Для проживающих на территории зоны действовали специальные пропуска для всех работающих и временные пропуска для членов их семей. Выезд за зону разрешался только по служебной необходимости, на санаторно-курортное лечение и при исключительных обстоятельствах: смерть или тяжёлая болезнь близкого родственника, а также на свадьбу к детям, но в каждом таком случае надо было получить разрешение в режимной службе.
В 1962 году был установлен новый порядок выезда жителей города за пределы зоны: свободный выезд или выход с 6 утра до 7 часов вечера. При этом все выехавшие обязаны были вернуться в город в тот же день: с апреля по октябрь – до 23 часов, с ноября по март – до 21 часа. Тех, кто несвоевременно возвратился, пропускали через КПП с изъятием у них пропусков. Только выезд в командировки и отпуска разрешался круглосуточно. Ограничения по времени возврата вызывали у людей постоянные нарекания и в дальнейшем были отменены.
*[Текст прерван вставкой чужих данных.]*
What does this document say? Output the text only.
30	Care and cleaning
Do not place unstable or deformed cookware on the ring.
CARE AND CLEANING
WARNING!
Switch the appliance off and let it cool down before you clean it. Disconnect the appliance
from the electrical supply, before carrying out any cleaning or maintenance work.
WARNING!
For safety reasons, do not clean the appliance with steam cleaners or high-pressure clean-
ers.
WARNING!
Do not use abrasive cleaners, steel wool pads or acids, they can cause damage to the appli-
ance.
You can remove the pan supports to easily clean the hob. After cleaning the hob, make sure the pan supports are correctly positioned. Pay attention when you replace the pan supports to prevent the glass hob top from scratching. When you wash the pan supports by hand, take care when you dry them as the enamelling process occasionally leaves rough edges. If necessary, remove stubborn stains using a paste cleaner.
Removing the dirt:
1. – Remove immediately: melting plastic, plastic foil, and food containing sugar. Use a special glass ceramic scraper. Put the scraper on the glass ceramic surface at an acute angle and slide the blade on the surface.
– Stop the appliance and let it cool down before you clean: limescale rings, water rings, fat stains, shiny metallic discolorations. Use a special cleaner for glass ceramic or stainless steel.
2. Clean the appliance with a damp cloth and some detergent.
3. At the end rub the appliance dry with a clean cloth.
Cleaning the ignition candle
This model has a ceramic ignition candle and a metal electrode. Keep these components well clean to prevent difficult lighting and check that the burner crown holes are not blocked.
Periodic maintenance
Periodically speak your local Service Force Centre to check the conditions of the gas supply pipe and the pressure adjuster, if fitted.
Весьма жесткими были и требования к обеспечению секретности. Не только те, кто не работал в НИИ-1011, но и большинство его сотрудников не знали определённо, какую конечную задачу выполняет основное предприятие. Каждое подразделение занималось своим направлением, а что делают в соседнем отделе и даже в группе, чаще всего знали только руководители. Это я понял, конечно, не сразу, поскольку, работая в городской среде, не соприкасался с тем, ради чего был создан объект. Работающие же на нём, даже если были мне хорошо знакомы, никогда не рассказывали о том, чем занимаются, т.к. давали подписку о соблюдении государственной тайны.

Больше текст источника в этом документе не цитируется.